Na prática, porém, o processo de inventário e partilha é necessário para regular exatamente quais bens serão transmitidos a cada um dos herdeiros e viabilizar os procedimentos formais de transferência que são necessários em determinados casos, como bens imóveis e participações societárias.

Planejamento prévio pode facilitar a transição durante o inventário

Um bom planejamento de transição, com a definição prévia em relação aos sucessores que ficarão à frente da gestão da empresa e com o progressivo ingresso e atuação desses sucessores na gestão empresarial, tende a ser bastante positivo.

O impacto pode ser sentido tanto na perspectiva operacional, com a integração desses sucessores às rotinas da empresa, como na perspectiva societária, na medida em que eles tomem conhecimento e se engajem nos processos formais de tomada de decisão.

Em algumas situações, talvez não seja possível – ou mesmo desejável – permitir que todos os herdeiros participem do dia a dia da gestão empresarial.

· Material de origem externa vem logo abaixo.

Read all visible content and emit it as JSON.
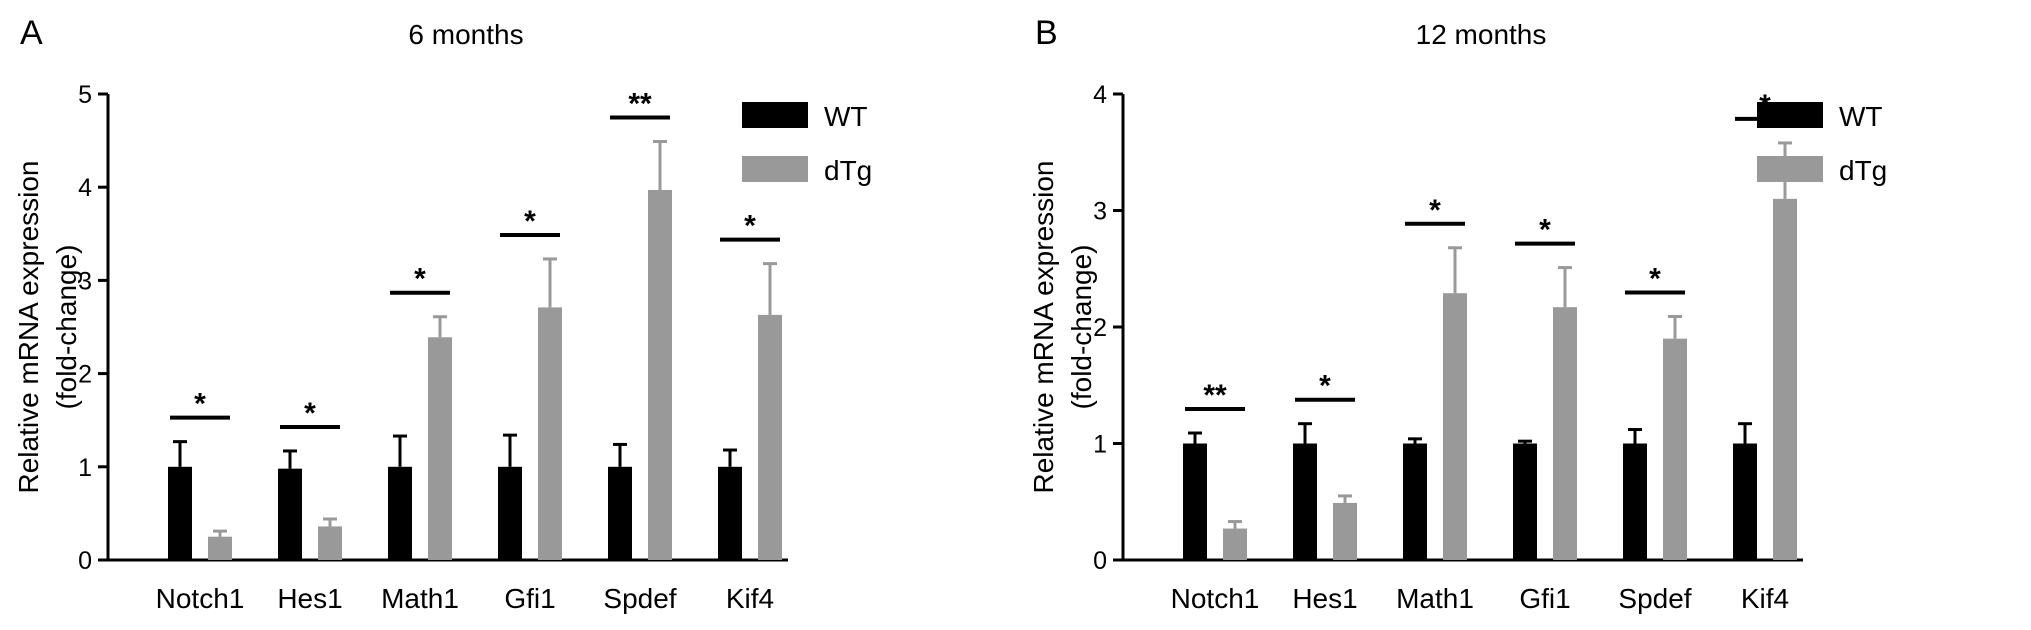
{
  "chart_data": [
    {
      "panel_label": "A",
      "type": "bar",
      "title": "6 months",
      "xlabel": "",
      "ylabel": "Relative mRNA expression",
      "ylabel_line2": "(fold-change)",
      "ylim": [
        0,
        5
      ],
      "yticks": [
        "0",
        "1",
        "2",
        "3",
        "4",
        "5"
      ],
      "categories": [
        "Notch1",
        "Hes1",
        "Math1",
        "Gfi1",
        "Spdef",
        "Kif4"
      ],
      "series": [
        {
          "name": "WT",
          "color": "#000000",
          "values": [
            1.0,
            0.98,
            1.0,
            1.0,
            1.0,
            1.0
          ],
          "errors": [
            0.27,
            0.19,
            0.33,
            0.34,
            0.24,
            0.18
          ]
        },
        {
          "name": "dTg",
          "color": "#999999",
          "values": [
            0.25,
            0.36,
            2.39,
            2.71,
            3.97,
            2.63
          ],
          "errors": [
            0.06,
            0.08,
            0.22,
            0.52,
            0.52,
            0.55
          ]
        }
      ],
      "significance": [
        "*",
        "*",
        "*",
        "*",
        "**",
        "*"
      ],
      "grid": false,
      "legend_position": "top-right"
    },
    {
      "panel_label": "B",
      "type": "bar",
      "title": "12 months",
      "xlabel": "",
      "ylabel": "Relative mRNA expression",
      "ylabel_line2": "(fold-change)",
      "ylim": [
        0,
        4
      ],
      "yticks": [
        "0",
        "1",
        "2",
        "3",
        "4"
      ],
      "categories": [
        "Notch1",
        "Hes1",
        "Math1",
        "Gfi1",
        "Spdef",
        "Kif4"
      ],
      "series": [
        {
          "name": "WT",
          "color": "#000000",
          "values": [
            1.0,
            1.0,
            1.0,
            1.0,
            1.0,
            1.0
          ],
          "errors": [
            0.09,
            0.17,
            0.04,
            0.02,
            0.12,
            0.17
          ]
        },
        {
          "name": "dTg",
          "color": "#999999",
          "values": [
            0.27,
            0.49,
            2.29,
            2.17,
            1.9,
            3.1
          ],
          "errors": [
            0.06,
            0.06,
            0.39,
            0.34,
            0.19,
            0.48
          ]
        }
      ],
      "significance": [
        "**",
        "*",
        "*",
        "*",
        "*",
        "*"
      ],
      "grid": false,
      "legend_position": "top-right"
    }
  ]
}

Já em outros casos, pode fazer sentido incluir esses herdeiros em órgãos não deliberativos ou conselhos consultivos, para que tenham voz ativa, ainda que não participem diretamente da gestão.

Em qualquer dos cenários, ter um planejamento sucessório sólido e estruturado e um regramento definido para o período do inventário pode tornar o processo mais eficiente e menos litigioso, preservando, em última instância, o funcionamento e os interesses das sociedades.